Resolution to Habit
Hugo from the Marketing team talks about how to turn new year into new you.
I’ve never been very good at new year’s resolutions, as a veteran apathist I find it as difficult as the next person to motivate myself and stick to good intentions.
I have had some success though. Here’s how I did it.
I am a cyclist.
I ride my bike to work come rain, snow, wind, hell or high water. What started as a resolution has kept me active. In fact in the two years since I made this resolution, the longest periods I have gone without riding my bike were the two Christmas holidays.
I sometimes swim.
At the same time as my concerted effort to cycle more, I resolved myself to swim at least once a week. This resolution has never been as successful. No matter the good intention, there’s always been something that I allow to get in the way. I haven’t been down the pool in months.
Granted, one is how I get to work every day, and the other is an extra activity to fit into the week, but the main difference is that one became habit, and the other was never more than an intention.
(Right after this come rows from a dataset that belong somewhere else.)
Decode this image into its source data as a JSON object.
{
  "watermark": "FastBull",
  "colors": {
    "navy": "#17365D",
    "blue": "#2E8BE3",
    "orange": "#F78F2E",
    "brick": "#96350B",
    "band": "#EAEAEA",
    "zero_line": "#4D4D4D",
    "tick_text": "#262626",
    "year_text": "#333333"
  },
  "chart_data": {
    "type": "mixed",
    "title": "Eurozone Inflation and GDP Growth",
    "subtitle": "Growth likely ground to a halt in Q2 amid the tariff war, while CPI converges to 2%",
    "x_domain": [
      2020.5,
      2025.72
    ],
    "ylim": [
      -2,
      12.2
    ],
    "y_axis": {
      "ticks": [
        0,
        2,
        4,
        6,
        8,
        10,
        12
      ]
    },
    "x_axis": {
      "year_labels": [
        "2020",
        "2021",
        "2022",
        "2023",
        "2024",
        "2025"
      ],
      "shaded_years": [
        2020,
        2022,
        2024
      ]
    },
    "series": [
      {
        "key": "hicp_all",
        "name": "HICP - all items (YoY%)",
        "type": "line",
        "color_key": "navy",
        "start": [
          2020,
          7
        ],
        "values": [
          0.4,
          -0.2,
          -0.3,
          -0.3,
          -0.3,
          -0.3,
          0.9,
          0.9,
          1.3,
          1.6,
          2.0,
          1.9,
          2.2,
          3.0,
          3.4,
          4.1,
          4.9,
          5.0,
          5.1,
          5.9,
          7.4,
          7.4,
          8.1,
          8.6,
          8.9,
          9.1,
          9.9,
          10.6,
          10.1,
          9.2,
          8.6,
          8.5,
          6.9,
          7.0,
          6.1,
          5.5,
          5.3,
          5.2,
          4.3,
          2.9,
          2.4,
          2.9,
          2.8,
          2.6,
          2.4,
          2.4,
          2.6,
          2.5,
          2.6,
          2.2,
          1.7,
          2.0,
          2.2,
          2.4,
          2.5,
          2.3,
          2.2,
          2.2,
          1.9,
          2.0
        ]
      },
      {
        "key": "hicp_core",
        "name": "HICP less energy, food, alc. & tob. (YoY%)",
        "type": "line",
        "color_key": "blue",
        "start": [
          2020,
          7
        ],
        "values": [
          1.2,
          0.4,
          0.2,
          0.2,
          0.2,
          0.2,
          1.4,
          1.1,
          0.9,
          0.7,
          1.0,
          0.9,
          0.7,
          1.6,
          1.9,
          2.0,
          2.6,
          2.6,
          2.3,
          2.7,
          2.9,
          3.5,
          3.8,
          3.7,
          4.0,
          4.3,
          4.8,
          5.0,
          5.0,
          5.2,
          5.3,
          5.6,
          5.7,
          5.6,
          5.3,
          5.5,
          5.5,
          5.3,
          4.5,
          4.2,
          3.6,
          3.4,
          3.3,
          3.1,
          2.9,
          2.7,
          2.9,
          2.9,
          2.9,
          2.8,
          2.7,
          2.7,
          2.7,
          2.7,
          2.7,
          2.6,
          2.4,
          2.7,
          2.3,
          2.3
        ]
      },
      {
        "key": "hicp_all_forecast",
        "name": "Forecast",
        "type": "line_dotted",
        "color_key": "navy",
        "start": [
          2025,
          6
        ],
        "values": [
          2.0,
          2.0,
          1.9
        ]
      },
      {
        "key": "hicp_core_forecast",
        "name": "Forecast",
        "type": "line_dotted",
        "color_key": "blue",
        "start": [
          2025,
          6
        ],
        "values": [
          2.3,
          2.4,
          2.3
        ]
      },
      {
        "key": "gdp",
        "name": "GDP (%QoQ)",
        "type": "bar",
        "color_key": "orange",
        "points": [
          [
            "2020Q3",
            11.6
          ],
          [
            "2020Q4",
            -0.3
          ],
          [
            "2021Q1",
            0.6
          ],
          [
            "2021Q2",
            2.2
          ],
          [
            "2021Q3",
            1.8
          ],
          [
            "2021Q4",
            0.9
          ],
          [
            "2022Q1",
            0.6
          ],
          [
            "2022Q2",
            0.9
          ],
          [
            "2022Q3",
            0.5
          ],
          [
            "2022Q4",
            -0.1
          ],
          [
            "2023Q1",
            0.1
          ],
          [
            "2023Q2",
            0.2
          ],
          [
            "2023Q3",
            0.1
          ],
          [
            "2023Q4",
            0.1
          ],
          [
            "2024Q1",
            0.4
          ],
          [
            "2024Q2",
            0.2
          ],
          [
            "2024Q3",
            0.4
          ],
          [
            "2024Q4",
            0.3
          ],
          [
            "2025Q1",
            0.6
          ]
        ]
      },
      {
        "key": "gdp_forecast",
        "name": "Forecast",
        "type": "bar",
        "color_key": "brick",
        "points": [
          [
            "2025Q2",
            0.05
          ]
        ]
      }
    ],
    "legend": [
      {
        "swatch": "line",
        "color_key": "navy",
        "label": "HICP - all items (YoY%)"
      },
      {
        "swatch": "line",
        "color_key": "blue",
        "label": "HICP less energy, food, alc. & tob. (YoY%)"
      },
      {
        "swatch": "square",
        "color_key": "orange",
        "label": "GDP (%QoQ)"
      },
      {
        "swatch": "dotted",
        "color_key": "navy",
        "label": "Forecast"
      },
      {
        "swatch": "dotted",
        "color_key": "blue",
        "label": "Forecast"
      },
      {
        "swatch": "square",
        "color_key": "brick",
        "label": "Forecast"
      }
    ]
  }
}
Once a resolution becomes a habit, two things happen.
1. It becomes a part of what defines you and becomes much harder to break.
2. A habit requires no active thought, and so doesn’t require will power.
Last year I gave up coca cola and take away meals.
Though that wording is misleading, it should be I became a person who does not drink coca cola or eats take away.
I used what I had learned from the cycling and the swimming the year before and applied it last year. When temptation hit I’d say to myself that “I’m a person that doesn’t drink coke” or “I used to eat take away but I don’t anymore”.
And this seems to work better than convincing myself that “I am giving up coke or takeaways.”
Framing the resolution in terms of personal traits, for me at least, has helped me to keep honest to the resolutions.
2017 is now here and I still am a cyclist who doesn’t drink coke or eat take away.
Now to work out who I’ll be by 2018, until then some advice from a fictional character: “Once you have a good excuse, you open the door to bad excuses.” Sam Vimes (Commander of the Ankh Morpork City Watch).